Bis jetzt habe ich weder dem Verbraucherschutzverband, der mich in der Sache "aus Prinzip" hinsichtlich der ethischen Aspekte voll unterstützt, noch der Anwaltkanzlei, die den Fall "für absolut gewinnbar" hält  (ebenfalls hinsichtlich der ethischen Aspekte).
- den Namen des Versandhändlers oder
- den Namen des Herstellers oder
- die Bezeichnung des spezifischen Modells
genannt.

Vorgetragen wurde lediglich der anonymisierte Sachverhalt mit dem Ersuchen, hinsichtlich
- einer "Irreführung" (durch fehlende Ursprungsangabe),
- einer "berechtigten Erwartungshaltung" (dass Produkte eines japanischen Herstellers auch "Made in Japan" sind und nicht innerhalb einer Modellreihe mal in Japan, mal in China hergestellt sind) und  
- einer "Qualität", die auch bestimmte Herstellungsbedingungen umfasst,
eine Beurteilung vorzunehmen. 

Hinsichtlich des herausgestellten "Prinzips",
- dass man sich als Erwerber nicht dadurch "bereichern" (dadurch "sparen") möchte,
- dass man in China hergestellte Produkte erwirbt, die (entsprechend durchgängiger Berichterstattung) mit hoher Wahrscheinlichkeit unter menschenunwürdigen Bedingungen hergestellt sind, welche vor allem dazu dienen, dass der Profit der/s Hersteller/s gesteigert wird...
... hinsichtlich dieses Prinzips herrschte Einigkeit,
- dass es berechtigt ist und
- dass es eine Erwartungshaltung begründen kann, dass ein "japanisches Markenprodukt" nicht in China hergestellt ist.

Inzwischen wurde recherchiert, dass das gleiche Produkt von Versandhändlern in anderen Ländern teilweise mit dem Zusatz "Made in China" beworben wird. (Vielleicht wegen länderspezifischer Vorschriften.)

Ferner stellte sich heraus, dass die Produktion des japanischen Herstellers bei Modellen, die in China hergestellt werden, vollständig von nach dort abgestellten Japanern gesteuert und kontrolliert wird.
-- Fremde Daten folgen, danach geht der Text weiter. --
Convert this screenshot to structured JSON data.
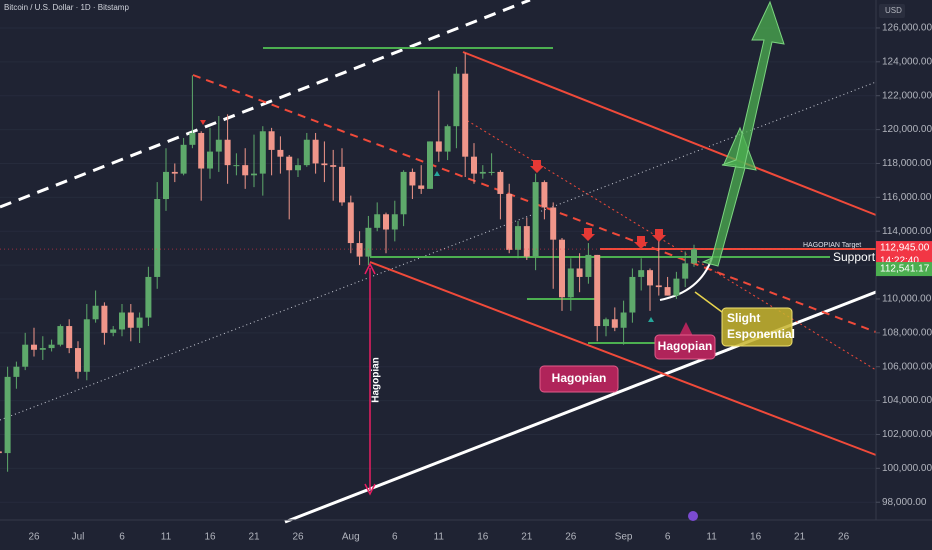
{
  "chart_data": {
    "type": "candlestick",
    "title": "Bitcoin / U.S. Dollar · 1D · Bitstamp",
    "currency": "USD",
    "categories": [
      null,
      null,
      null,
      null,
      "26",
      null,
      null,
      null,
      null,
      "Jul",
      null,
      null,
      null,
      null,
      "6",
      null,
      null,
      null,
      null,
      "11",
      null,
      null,
      null,
      null,
      "16",
      null,
      null,
      null,
      null,
      "21",
      null,
      null,
      null,
      null,
      "26",
      null,
      null,
      null,
      null,
      null,
      "Aug",
      null,
      null,
      null,
      null,
      "6",
      null,
      null,
      null,
      null,
      "11",
      null,
      null,
      null,
      null,
      "16",
      null,
      null,
      null,
      null,
      "21",
      null,
      null,
      null,
      null,
      "26",
      null,
      null,
      null,
      null,
      null,
      "Sep",
      null,
      null,
      null,
      null,
      "6",
      null,
      null,
      null,
      null,
      "11",
      null,
      null,
      null,
      null,
      "16",
      null,
      null,
      null,
      null,
      "21",
      null,
      null,
      null,
      null,
      "26",
      null,
      null,
      null,
      null
    ],
    "open": [
      101000,
      100900,
      105400,
      106000,
      107300,
      107000,
      107100,
      107300,
      108400,
      107100,
      105700,
      108800,
      109600,
      108000,
      108200,
      109200,
      108300,
      108900,
      111300,
      115900,
      117500,
      117400,
      119100,
      119800,
      117700,
      118700,
      119400,
      117900,
      117900,
      117300,
      117400,
      119900,
      118800,
      118400,
      117600,
      117900,
      119400,
      118000,
      117900,
      117800,
      115700,
      113300,
      112500,
      114200,
      115000,
      114100,
      115000,
      117500,
      116700,
      116500,
      119300,
      118700,
      120200,
      123300,
      118400,
      117400,
      117500,
      117500,
      116200,
      112900,
      114300,
      112500,
      116900,
      115400,
      113500,
      110100,
      111800,
      111300,
      112600,
      108400,
      108800,
      108300,
      109200,
      111300,
      111700,
      110800,
      110700,
      110200,
      111200,
      112100,
      null,
      null,
      null,
      null,
      null,
      null,
      null,
      null,
      null,
      null,
      null,
      null,
      null,
      null,
      null,
      null,
      null,
      null,
      null,
      null,
      null
    ],
    "high": [
      103900,
      106000,
      106300,
      108000,
      108300,
      107800,
      107600,
      108500,
      108800,
      107500,
      109700,
      110500,
      109800,
      108400,
      109700,
      109700,
      109200,
      111900,
      116900,
      118900,
      118000,
      119500,
      123200,
      119900,
      120100,
      120800,
      120900,
      118600,
      118900,
      119700,
      120200,
      120100,
      119600,
      118500,
      118300,
      119800,
      119800,
      119300,
      118800,
      118900,
      116100,
      114000,
      114900,
      115700,
      115100,
      115800,
      117600,
      117700,
      117900,
      119300,
      122300,
      120300,
      123700,
      124500,
      119200,
      117900,
      118600,
      117600,
      116800,
      114600,
      114800,
      117400,
      117000,
      115700,
      113600,
      112400,
      112700,
      113300,
      112600,
      108900,
      109500,
      109900,
      111800,
      112400,
      111800,
      113400,
      111300,
      111600,
      112800,
      113200,
      null,
      null,
      null,
      null,
      null,
      null,
      null,
      null,
      null,
      null,
      null,
      null,
      null,
      null,
      null,
      null,
      null,
      null,
      null,
      null,
      null
    ],
    "low": [
      99600,
      99800,
      104700,
      105800,
      106600,
      106400,
      106900,
      107200,
      106800,
      105300,
      105200,
      108600,
      107300,
      107800,
      107800,
      107500,
      107400,
      108400,
      110600,
      115200,
      116900,
      117300,
      118900,
      115800,
      117100,
      117500,
      116800,
      117300,
      116500,
      116600,
      116100,
      117300,
      117400,
      114700,
      117200,
      117800,
      117400,
      116900,
      115800,
      115500,
      112700,
      112000,
      112000,
      114000,
      112700,
      113400,
      114300,
      115900,
      116200,
      116500,
      118100,
      118200,
      118900,
      117200,
      116800,
      117100,
      117300,
      114700,
      112700,
      112400,
      112300,
      111700,
      114700,
      110600,
      109300,
      109300,
      110400,
      110900,
      107500,
      107800,
      108100,
      107300,
      108600,
      110500,
      109300,
      110200,
      110200,
      110000,
      110700,
      111900,
      null,
      null,
      null,
      null,
      null,
      null,
      null,
      null,
      null,
      null,
      null,
      null,
      null,
      null,
      null,
      null,
      null,
      null,
      null,
      null,
      null
    ],
    "close": [
      100900,
      105400,
      106000,
      107300,
      107000,
      107100,
      107300,
      108400,
      107100,
      105700,
      108800,
      109600,
      108000,
      108200,
      109200,
      108300,
      108900,
      111300,
      115900,
      117500,
      117400,
      119100,
      119800,
      117700,
      118700,
      119400,
      117900,
      117900,
      117300,
      117400,
      119900,
      118800,
      118400,
      117600,
      117900,
      119400,
      118000,
      117900,
      117800,
      115700,
      113300,
      112500,
      114200,
      115000,
      114100,
      115000,
      117500,
      116700,
      116500,
      119300,
      118700,
      120200,
      123300,
      118400,
      117400,
      117500,
      117500,
      116200,
      112900,
      114300,
      112500,
      116900,
      115400,
      113500,
      110100,
      111800,
      111300,
      112600,
      108400,
      108800,
      108300,
      109200,
      111300,
      111700,
      110800,
      110700,
      110200,
      111200,
      112100,
      112945,
      null,
      null,
      null,
      null,
      null,
      null,
      null,
      null,
      null,
      null,
      null,
      null,
      null,
      null,
      null,
      null,
      null,
      null,
      null,
      null,
      null
    ],
    "up_color": "#5ea96b",
    "down_color": "#f0968a",
    "ylim": [
      96950,
      127650
    ],
    "yticks": [
      {
        "value": 98000,
        "label": "98,000.00"
      },
      {
        "value": 100000,
        "label": "100,000.00"
      },
      {
        "value": 102000,
        "label": "102,000.00"
      },
      {
        "value": 104000,
        "label": "104,000.00"
      },
      {
        "value": 106000,
        "label": "106,000.00"
      },
      {
        "value": 108000,
        "label": "108,000.00"
      },
      {
        "value": 110000,
        "label": "110,000.00"
      },
      {
        "value": 112000,
        "label": "112,000.00"
      },
      {
        "value": 114000,
        "label": "114,000.00"
      },
      {
        "value": 116000,
        "label": "116,000.00"
      },
      {
        "value": 118000,
        "label": "118,000.00"
      },
      {
        "value": 120000,
        "label": "120,000.00"
      },
      {
        "value": 122000,
        "label": "122,000.00"
      },
      {
        "value": 124000,
        "label": "124,000.00"
      },
      {
        "value": 126000,
        "label": "126,000.00"
      }
    ],
    "grid": true,
    "last_price": {
      "value": 112945,
      "label": "112,945.00"
    },
    "countdown": "14:22:40",
    "support_price": {
      "value": 112541.17,
      "label": "112,541.17"
    },
    "annotations": {
      "target": "HAGOPIAN Target",
      "support": "Support",
      "vertical": "Hagopian",
      "box_1": "Hagopian",
      "box_2": "Hagopian",
      "box_3": [
        "Slight",
        "Esponential"
      ]
    }
  }
}
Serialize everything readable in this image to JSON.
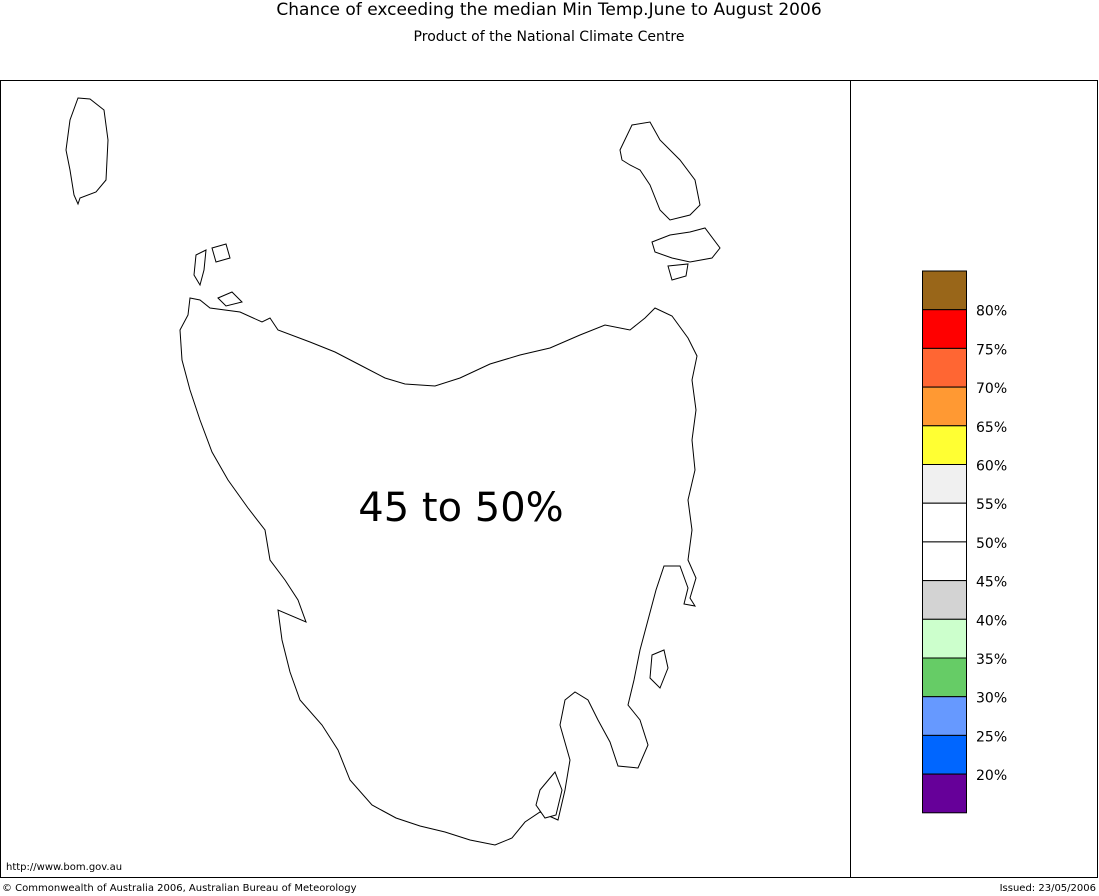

Das macht die Sache nicht besser, sondern stützt die Annahme, dass sich Japaner in China aktiv an ausbeuterischen, möglicherweise menschenunwürdigen Arbeitsbedingungen beteiligen, indem sie Nutzen daraus ziehen.

Insgesamt wird abgeleitet, dass jemand ein Recht darauf hat, bereits vor dem Kauf eines Produktes zu erfahren, wo es hergestellt wurde, und zwar insbesondere in diesem Fall, wo das jahrzehntelang aufgebaute Vertrauen in Produkte eines japanischen Herstellers dadurch "missbraucht" wird, dass der japanische Hersteller und nachfolgende Vetriebskanäle durch einen fehlenden Ursprungshinweis ein Produkt "Made in China" dem Erwerber "unterjubeln".
(Interessant mag sein, dass der japanische Hersteller Panasonic sein neues Modell DMC-G5 mit einem Trailer bewirbt, in dem sehr auffällig auch "Japan Quality" eingeblendet wird. 
http://www.youtube.com/watch?v=RyonDQ2vdzc  - @ 01:41)

Die Angelegenheit tritt wahrscheinlich diese Woche in eine bedeutsame Phase, nach der entschieden wird, ob auch eine Klage eingereicht wird/werden muss.

Sollte eine Klage notwendig werden und auch Erfolg haben, werden vielleicht jene, die bislang Gleichgültigkeit oder Fatalismus an den Tag gelegt haben, die Ersten sein, die von sich behaupten, sie hätten das ja schon immer gewusst.
Dazu sage ich:
Dieses ist "mein" Fall, "mein" Interesse und entspricht "meinen" spezifischen Umständen und Haltungen. Doch im Falle eines Erfolges bei Gericht könnte das Ergebnis EU-weit von Bedeutung sein/werden.

Denn es geht hier
nicht darum, zu welchen Anteilen anderweitig hergestellte Produktbestandteile in einem Fertigprodukt maximal enthalten sein dürfen, um ein bestimmtes "Made in ..." zu rechtfertigen oder zu unterbinden,
sondern vielmehr darum, ob auch Arbeitsbedingungen zu "Qualitätsmerkmalen" gerechnet werden dürfen und können bzw. müssen, um zumindest dort eine Ursprungsangabe vorzuschreiben, wo ein Produkt vollständig in einem Land entsteht, das für menschenunwürdige Arbeitsbedingungen geradezu "berüchtigt" ist.

Ein Produkt besteht nicht nur aus physikalisch wahrnehmbarer Materie, sondern immanent auch aus Leistungen, insbesondere auch aus menschlichen Arbeitsleistungen, die zu seiner Herstellung eingebracht werden (müssen).